Q U A D R I N H O S
Uma obra com muitas (e boas) histórias
O desenhista americano Will Eisner, falecido em 2005, repetiu inúmeras vezes que criara a expressão graphic novel somente para despertar o interesse das editoras por seus quadrinhos que retratam o cotidiano dos moradores de um cortiço em Nova York. Pois bem: o termo que ele inventou acabou se popularizando e Eisner viu-se cercado de convites de editoras.
Foi assim que em 1978 saiu Um contrato com Deus e outras histórias de cortiço, obra que ganha agora nova edição. No prefácio o criador do herói Spirit fala da morte de sua filha, oito anos antes da publicação do livro, drama pessoal que foi transportado para o personagem Frimme Hersh - isso está em Um contrato com Deus. Já a parte do livro intitulada Outras histórias de cortiço engloba O cantor de rua, O zelador e Cookalein.
5 QUADRINHOS DE WILL EISNER
FAGIN, O JUDEU
A história de Oliver Twist, de Charles Dickens, sob a ótica do judeu Fagin, o personagem vilão da história original
COMPLÔ: A HISTÓRIA SECRETA DOS PROTOCOLOS DOS SÁBIOS DE SIÃO
Eisner questiona a credibilidade dos escritos anti-semitas
O NOME DO JOGO
Fábula moderna sobre três famílias judias que lutam para conseguir dinheiro e posição social
ÚLTIMO DIA NO VIETNÃ
Seis histórias sobre soldados no campo de batalha, criadas quando Eisner era correspondente de guerra
O ÚLTIMO CAVALEIRO ANDANTE
Dom Quixote de La Mancha, o personagem de Miguel de Cervantes, ganha os traços do desenhista
F O T O G R A F I A
Retratos de ZÉLIA GATTAI
Mais conhecida como escritora, Zélia Gattai também é uma fotógrafa de rara sensibilidade.
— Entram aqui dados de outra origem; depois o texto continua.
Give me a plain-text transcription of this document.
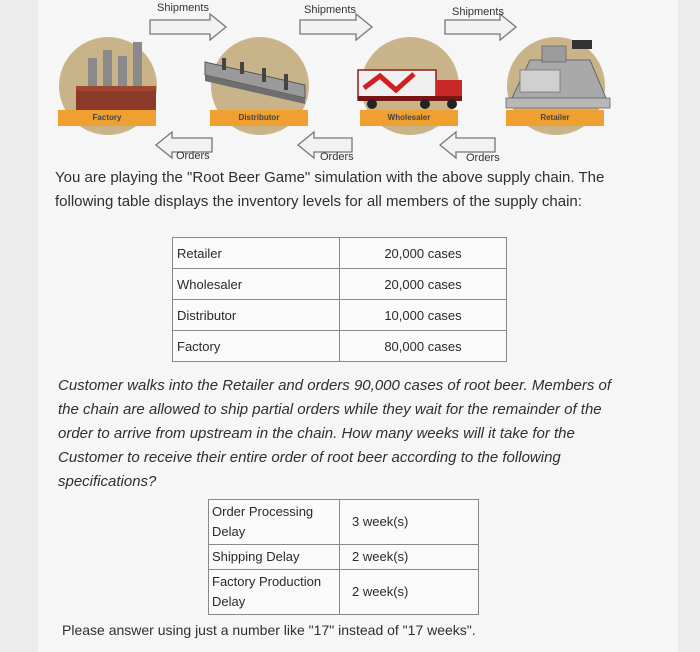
Shipments	Shipments	Shipments
Orders	Orders	Orders
Factory	Distributor	Wholesaler	Retailer

You are playing the "Root Beer Game" simulation with the above supply chain. The following table displays the inventory levels for all members of the supply chain:

Retailer	20,000 cases
Wholesaler	20,000 cases
Distributor	10,000 cases
Factory	80,000 cases

Customer walks into the Retailer and orders 90,000 cases of root beer. Members of the chain are allowed to ship partial orders while they wait for the remainder of the order to arrive from upstream in the chain. How many weeks will it take for the Customer to receive their entire order of root beer according to the following specifications?

Order Processing Delay	3 week(s)
Shipping Delay	2 week(s)
Factory Production Delay	2 week(s)
Please answer using just a number like "17" instead of "17 weeks".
Provam isso as 42 imagens da exposição Zélia Gattai Amado - um olhar imortal, em cartaz até setembro na Reserva Imbassaí, no litoral norte da Bahia. Entre as fotos selecionadas (que darão origem a um livro) aparecem retratos do ditador cubano Fidel Castro (1986) e do casal Jean-Paul Sartre e Simone de Beauvoir (1960) - marido e mulher usando adereços indígenas numa viagem à Ilha do Bananal.
C I N E M A
A solidão urbana de ALAIN RESNAIS
Numa Paris recriada em estúdio e da qual se vê apenas a neve, através de janelas, seis pessoas lutam contra a solidão e o envelhecimento. Esse é o fio condutor do enredo de Medos privados em espaços públicos, filme de Alain Resnais (em cartaz no dia 13). Há um corretor de imóveis que vive com a irmã carente e sofre uma perversa sedução de sua secretária, há um casal em crise que procura um apartamento e há o barman cujo pai doente vive entrevado na cama. Por obra do acaso, essas pessoas acabam atuando umas na vida das outras, embora o grupo não tenha nenhuma intimidade. Essa ciranda faz a graça dessa enxuta comédia dramática de um dos grandes mestres do cinema.
D V D
A infância de TRUFFAUT
Inspirando-se na sua própria infância pobre e de menor infrator, o diretor François Truffaut criou o personagem Antoine Doinel (interpretado por Jean- Pierre Léaud) no filme Os incompreendidos (1959). O que ele não esperava é que o sucesso fosse tanto a ponto de ter de filmar mais quatro episódios retratando a adolescência, a juventude e a vida adulta desse personagem. O curioso é que a interpretação sempre foi de Léaud, ou seja, o ator foi crescendo, em fama e no físico, com a sua criação - e isso ao longo de duas décadas. Os incompreendidos é o primeiro titulo da coleção As aventuras de Antoine Doinel. É um filme emocionante que entrou para a galeria dos clássicos do cinema.